The NIH funded T32 training grants listed below are available via a competitive application process to Pediatrics fellows interested in pursuing research. Additional T32 programs within other departments may also be relevant, depending on the research focus of trainees.
- Research Training in Allergy and Clinical Immunology, Duke/UNC, Duke PI: John Sleasman, MD
- UNC-Duke Collaborative Clinical Pharmacology Postdoc Training, Duke PI: Michael Cohen-Wolkowiez, MD, PhD
- Unified Program for Therapeutics in Children (UPTiC), Duke/UNC, Duke PI: Kanecia Zimmerman, MD
The Duke Department of Pediatrics holds a Child Health Research Career Development Award (CHRCDA) from the NIH/NICHD (K12-HD105253), entitled Duke Center for Advancement of Child Health (CAtCH). Under the leadership of the Principal Investigators Ann Reed, MD and Corinne Linardic, MD PhD, Duke CAtCH is intended to foster the maturation of pediatric early-career investigators into independent physician-scientists who are skilled in cutting-edge methods of laboratory and clinical research and who pursue long-term academic careers investigating important issues related to child health.
For a complete list of K12 awards at the Duke School of Medicine, please visit the Mentored Career Development Awards website.
The Department of Pediatrics supports ongoing career development for physician-scientists through monthly Faculty Development Lunches. This program connects faculty with experts within the department and across the School of Medicine. Topics are selected by junior faculty, and sessions are open to all pediatrics faculty.
The Duke Office of Scientific Integrity provides research support through its Advancing Scientific Integrity, Services and Training Program (ASIST) Office. ASIST oversees the Responsible Conduct of Research Program (RCR) and provides support to research teams to ensure research best practices.
The Duke Office for Faculty Development offers leadership, financial, research and professionalism training programs for Duke School of Medicine faculty. Additionally, programs such as ADVANCE-UP and ALICE provide training especially for underrepresented populations and women in medicine.

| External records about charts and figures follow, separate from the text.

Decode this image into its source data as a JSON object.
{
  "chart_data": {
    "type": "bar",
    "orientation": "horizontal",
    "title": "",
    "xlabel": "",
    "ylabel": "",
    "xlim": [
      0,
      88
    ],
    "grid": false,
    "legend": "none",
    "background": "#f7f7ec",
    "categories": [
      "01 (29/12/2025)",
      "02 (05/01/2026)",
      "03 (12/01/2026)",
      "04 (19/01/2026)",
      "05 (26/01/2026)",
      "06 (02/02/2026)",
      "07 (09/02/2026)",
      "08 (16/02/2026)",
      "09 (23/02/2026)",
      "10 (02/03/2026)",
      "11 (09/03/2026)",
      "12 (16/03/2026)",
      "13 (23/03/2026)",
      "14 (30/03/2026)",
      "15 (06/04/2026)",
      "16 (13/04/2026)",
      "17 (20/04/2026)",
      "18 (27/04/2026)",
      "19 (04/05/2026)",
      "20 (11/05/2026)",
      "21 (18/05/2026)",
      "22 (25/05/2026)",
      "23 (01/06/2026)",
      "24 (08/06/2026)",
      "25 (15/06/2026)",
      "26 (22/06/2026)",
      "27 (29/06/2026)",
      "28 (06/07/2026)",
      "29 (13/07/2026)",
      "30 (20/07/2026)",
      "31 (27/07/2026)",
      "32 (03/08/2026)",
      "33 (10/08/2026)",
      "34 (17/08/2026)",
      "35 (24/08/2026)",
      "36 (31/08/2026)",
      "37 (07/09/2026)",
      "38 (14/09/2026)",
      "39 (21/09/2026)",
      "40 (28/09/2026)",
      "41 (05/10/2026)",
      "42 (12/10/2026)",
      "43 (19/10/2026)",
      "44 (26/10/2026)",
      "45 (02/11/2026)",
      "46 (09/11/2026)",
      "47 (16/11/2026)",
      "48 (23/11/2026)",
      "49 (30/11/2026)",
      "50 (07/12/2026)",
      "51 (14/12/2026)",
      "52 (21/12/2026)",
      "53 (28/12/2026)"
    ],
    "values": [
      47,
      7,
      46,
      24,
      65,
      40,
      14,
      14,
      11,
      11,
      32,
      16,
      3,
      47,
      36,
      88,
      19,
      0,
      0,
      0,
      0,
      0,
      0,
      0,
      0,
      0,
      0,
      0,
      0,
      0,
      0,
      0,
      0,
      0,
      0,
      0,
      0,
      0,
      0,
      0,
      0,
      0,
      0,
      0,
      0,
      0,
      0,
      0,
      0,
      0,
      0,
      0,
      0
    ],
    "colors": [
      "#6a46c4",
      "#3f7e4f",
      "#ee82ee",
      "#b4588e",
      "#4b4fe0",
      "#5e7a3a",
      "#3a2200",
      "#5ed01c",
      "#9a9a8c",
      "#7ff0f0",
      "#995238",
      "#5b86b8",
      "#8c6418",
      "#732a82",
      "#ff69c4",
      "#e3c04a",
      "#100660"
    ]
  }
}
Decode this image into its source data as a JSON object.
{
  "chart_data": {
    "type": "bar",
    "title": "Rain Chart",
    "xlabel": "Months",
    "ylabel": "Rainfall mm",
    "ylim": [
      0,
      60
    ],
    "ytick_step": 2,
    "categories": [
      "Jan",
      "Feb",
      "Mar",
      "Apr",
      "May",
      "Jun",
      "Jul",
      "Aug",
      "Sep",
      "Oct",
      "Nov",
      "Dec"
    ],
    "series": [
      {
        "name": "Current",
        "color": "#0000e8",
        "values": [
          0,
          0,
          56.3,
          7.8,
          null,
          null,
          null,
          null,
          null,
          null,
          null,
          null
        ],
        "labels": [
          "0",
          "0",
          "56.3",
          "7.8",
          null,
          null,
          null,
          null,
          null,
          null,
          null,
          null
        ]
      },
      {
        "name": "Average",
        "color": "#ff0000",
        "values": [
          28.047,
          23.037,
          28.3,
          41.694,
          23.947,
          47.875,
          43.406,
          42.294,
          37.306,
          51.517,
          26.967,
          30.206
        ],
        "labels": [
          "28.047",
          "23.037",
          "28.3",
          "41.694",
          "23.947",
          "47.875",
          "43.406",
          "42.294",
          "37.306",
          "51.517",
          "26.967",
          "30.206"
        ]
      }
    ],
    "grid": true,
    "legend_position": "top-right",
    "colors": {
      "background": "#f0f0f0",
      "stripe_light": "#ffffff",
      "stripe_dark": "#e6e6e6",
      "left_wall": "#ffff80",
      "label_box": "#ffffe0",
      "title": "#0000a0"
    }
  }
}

The Office for Research Mentoring helps School of Medicine faculty navigate research careers at Duke. Their programming focuses on helping junior faculty write successful grant applications in an increasingly competitive environment.
The Office of Physician-Scientist Development (OPSD) serves as a central resource for physicians and trainees who seek additional research career development. The OPSD coordinates with research training programs across the School of Medicine to provide complementary training opportunities.
The Duke School of Medicine Clinical Research Training Program provides academic training in the quantitative and methodological principles of clinical research. Designed primarily for clinical fellows who are training for academic careers, the program offers formal courses in research design, research management, medical genomics, and statistical analysis.
Formal education is an essential part of a successful research career, and the Duke University graduate schools offer a broad range of classes and seminars. The Employee Tuition Assistance Program provides reimbursement of tuition for classes taken at Duke or any other higher educational institution accredited by the Southern Association of Colleges and Schools with a physical presence in North Carolina. For detailed information, please visit the Duke Human Resources web site.